The Russell 2000 is attempting to breakout from a 9-month classical charting rectangle. This rectangle has targets of 1784 and 1929. Traders can choose from the mini Russell (CME) which carries a value of $50 for each point of price change or the micro Russell (CME) which carries a value of $5 for each point of price change. For example, an advance by the mini Russell from the present price of 1626 to the target of 1784 would represent a profit of $7,900 per futures contract. Each futures contract requires a margin deposit of $3,300. This interpretation of the chart will be null and void if the Russell declines below 1579. A decisive close above 1640 is required to confirm the upside breakout.

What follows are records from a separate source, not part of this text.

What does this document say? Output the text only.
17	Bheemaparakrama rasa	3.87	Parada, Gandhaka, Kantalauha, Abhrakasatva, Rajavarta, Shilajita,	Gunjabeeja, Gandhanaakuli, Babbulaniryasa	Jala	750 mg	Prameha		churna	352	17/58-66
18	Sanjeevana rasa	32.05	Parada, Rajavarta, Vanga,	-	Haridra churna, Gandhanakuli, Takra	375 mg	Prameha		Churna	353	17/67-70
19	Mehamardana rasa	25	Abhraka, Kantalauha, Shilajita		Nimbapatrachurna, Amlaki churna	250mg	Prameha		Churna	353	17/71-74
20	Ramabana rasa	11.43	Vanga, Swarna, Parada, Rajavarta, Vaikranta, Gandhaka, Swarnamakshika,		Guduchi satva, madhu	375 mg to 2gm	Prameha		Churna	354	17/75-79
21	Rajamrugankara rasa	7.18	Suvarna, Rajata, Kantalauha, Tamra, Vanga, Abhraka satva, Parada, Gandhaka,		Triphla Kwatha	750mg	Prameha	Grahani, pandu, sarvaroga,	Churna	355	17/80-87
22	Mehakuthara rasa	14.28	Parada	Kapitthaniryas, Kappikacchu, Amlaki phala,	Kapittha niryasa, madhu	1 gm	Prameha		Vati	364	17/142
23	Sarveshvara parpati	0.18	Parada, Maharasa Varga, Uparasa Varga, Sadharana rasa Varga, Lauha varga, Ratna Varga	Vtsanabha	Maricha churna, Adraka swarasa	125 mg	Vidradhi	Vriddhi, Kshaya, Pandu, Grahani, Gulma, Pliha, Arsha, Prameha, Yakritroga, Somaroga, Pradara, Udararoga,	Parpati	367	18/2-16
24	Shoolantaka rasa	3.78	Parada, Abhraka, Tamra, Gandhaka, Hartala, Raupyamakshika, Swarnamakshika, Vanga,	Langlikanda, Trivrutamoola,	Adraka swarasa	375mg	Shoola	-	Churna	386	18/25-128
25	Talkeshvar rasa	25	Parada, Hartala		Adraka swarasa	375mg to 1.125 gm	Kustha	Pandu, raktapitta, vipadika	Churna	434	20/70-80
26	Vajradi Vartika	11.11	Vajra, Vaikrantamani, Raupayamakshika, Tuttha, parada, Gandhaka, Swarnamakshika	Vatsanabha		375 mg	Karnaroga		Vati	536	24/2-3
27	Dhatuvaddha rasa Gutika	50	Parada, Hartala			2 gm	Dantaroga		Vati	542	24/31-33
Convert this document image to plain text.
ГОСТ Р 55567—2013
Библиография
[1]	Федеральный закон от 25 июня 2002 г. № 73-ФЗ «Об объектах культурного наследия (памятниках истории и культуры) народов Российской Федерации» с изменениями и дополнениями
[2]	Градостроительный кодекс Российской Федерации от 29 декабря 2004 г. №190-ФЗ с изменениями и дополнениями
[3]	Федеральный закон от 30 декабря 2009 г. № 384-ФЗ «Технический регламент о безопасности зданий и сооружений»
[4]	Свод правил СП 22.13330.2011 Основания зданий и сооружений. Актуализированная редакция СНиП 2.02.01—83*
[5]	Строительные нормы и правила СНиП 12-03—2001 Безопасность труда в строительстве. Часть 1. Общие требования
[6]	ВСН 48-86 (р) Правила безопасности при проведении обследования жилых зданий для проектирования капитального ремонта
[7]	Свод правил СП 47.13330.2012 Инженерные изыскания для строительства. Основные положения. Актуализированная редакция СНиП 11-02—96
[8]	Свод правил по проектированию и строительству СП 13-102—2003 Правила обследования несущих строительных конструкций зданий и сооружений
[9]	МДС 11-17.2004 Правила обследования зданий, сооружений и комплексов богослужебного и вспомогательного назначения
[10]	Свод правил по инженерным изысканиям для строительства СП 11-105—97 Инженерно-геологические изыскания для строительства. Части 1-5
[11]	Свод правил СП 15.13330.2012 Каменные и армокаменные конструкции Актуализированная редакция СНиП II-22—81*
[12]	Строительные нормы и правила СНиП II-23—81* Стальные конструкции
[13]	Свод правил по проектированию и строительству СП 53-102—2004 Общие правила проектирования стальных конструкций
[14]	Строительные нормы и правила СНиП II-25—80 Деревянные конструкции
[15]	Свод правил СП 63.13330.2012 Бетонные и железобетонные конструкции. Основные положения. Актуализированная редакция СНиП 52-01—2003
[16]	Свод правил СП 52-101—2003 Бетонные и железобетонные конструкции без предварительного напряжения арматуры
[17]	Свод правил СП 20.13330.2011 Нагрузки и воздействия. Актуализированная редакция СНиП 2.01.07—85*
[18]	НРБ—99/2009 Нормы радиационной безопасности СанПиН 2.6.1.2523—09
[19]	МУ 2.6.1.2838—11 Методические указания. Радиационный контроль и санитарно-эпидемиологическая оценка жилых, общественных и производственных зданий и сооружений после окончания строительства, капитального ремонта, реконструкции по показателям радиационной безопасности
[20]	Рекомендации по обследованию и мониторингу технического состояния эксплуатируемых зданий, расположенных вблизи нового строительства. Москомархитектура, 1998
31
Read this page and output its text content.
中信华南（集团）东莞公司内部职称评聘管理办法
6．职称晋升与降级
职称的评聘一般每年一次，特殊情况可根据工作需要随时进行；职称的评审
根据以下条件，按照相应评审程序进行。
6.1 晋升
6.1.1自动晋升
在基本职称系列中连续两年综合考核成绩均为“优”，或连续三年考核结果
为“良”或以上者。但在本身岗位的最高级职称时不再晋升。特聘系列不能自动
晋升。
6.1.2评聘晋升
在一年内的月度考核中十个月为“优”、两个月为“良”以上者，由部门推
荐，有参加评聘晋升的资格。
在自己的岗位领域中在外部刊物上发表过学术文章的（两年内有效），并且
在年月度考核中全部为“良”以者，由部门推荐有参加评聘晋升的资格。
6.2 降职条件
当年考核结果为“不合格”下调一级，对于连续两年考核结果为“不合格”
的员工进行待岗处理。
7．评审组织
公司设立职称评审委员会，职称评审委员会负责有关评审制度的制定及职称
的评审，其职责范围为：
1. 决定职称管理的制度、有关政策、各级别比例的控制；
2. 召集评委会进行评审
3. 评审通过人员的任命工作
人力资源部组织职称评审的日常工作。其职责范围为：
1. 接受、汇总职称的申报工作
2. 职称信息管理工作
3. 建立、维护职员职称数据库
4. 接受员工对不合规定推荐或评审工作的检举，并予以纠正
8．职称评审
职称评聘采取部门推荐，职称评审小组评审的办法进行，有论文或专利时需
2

Futures contracts offer a much more efficient way to utilize trading capital and maximize profits — but also with commensurate risks. The Russelll ETF (IWM) is also attempting to breakout. I use a 2% breakout rule for ETFs. Thus, a close above 163.84 would constitute a price breakout. A close below 157.23 would negate a bullish breakout. With a profit target of 178.07, a purchase of 100 shares (cost of $16,384 at the breakout level) would offer a profit at the target of $1,423. The risk (using the 157.23 negation level) would be approximately $660 based on a 100-share purchase.
Obviously, futures trading is only for those traders with appropriate risk capital and temperaments. Yet, I hope the above example provides an excellent example of the benefits of trading futures vs. ETFs. While the ETF trade as laid out provides a 9% return of the capital used to buy the ETF, a futures contract offers a profit potential of more than 200% of the capital used to margin the trade.
While the profit potentials listed above are in relationship to the capital used to control the trades presented, the Factor Service believes that risk must always be measured against the total capital held in a trading account.